I watch my son, and he lives with an enviable commitment to now. When he’s building with blocks, he’s not thinking about yesterday’s tower that fell down or tomorrow’s castle he might construct. He’s here, in this moment, placing this block on that one, fully absorbed in the only time that actually exists.

But I’ve taught myself to see the present as something to get through rather than something to experience. The morning routine is just what happens before the real day begins. The conversation with my wife is just maintenance that must be performed before we can move on to more important things. The afternoon with my son is just something to document for future nostalgia rather than something to inhabit completely.

What am I so afraid of in this moment that makes me flee to other times? Maybe it’s the responsibility of being fully present—having to respond to what’s actually happening rather than what I wish were happening or what I remember happening. Maybe it’s the intensity of unfiltered experience, the way reality demands our full attention rather than our partial presence.

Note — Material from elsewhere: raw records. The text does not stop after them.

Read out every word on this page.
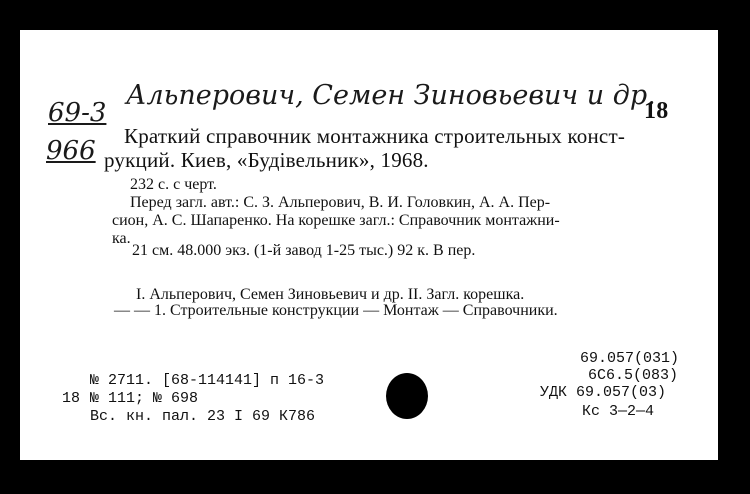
Альперович, Семен Зиновьевич и др.
69-3
966
18
Краткий справочник монтажника строительных конст-
рукций. Киев, «Будівельник», 1968.
232 с. с черт.
Перед загл. авт.: С. З. Альперович, В. И. Головкин, А. А. Пер-
сион, А. С. Шапаренко. На корешке загл.: Справочник монтажни-
ка.
21 см. 48.000 экз. (1-й завод 1-25 тыс.) 92 к. В пер.
I. Альперович, Семен Зиновьевич и др. II. Загл. корешка.
— — 1. Строительные конструкции — Монтаж — Справочники.
№ 2711. [68-114141] п 16-3
18 № 111; № 698
Вс. кн. пал. 23 I 69 К786
69.057(031)
6С6.5(083)
УДК 69.057(03)
Кс 3—2—4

Or maybe it’s the recognition that this moment—imperfect as it is—is the only one I actually have any influence over. Yesterday is archaeology. Tomorrow is speculation. Today is the only laboratory where change can actually happen, where love can actually be expressed, where life can actually be lived.

The refugees of now carry a particular sadness: we’re homesick for our own lives. We long for presence while actively avoiding it, seek peace while constantly fleeing the only moment where peace is possible.

Tonight, I want to try something radical: I want to come home to now. Not because this moment is perfect, but because it’s real. Not because the present offers guarantees, but because it offers possibility. Not because today is easier than yesterday or tomorrow, but because today is where I actually exist.

Because maybe the present isn’t the place we escape from—it’s the place we’ve been trying to get back to all along.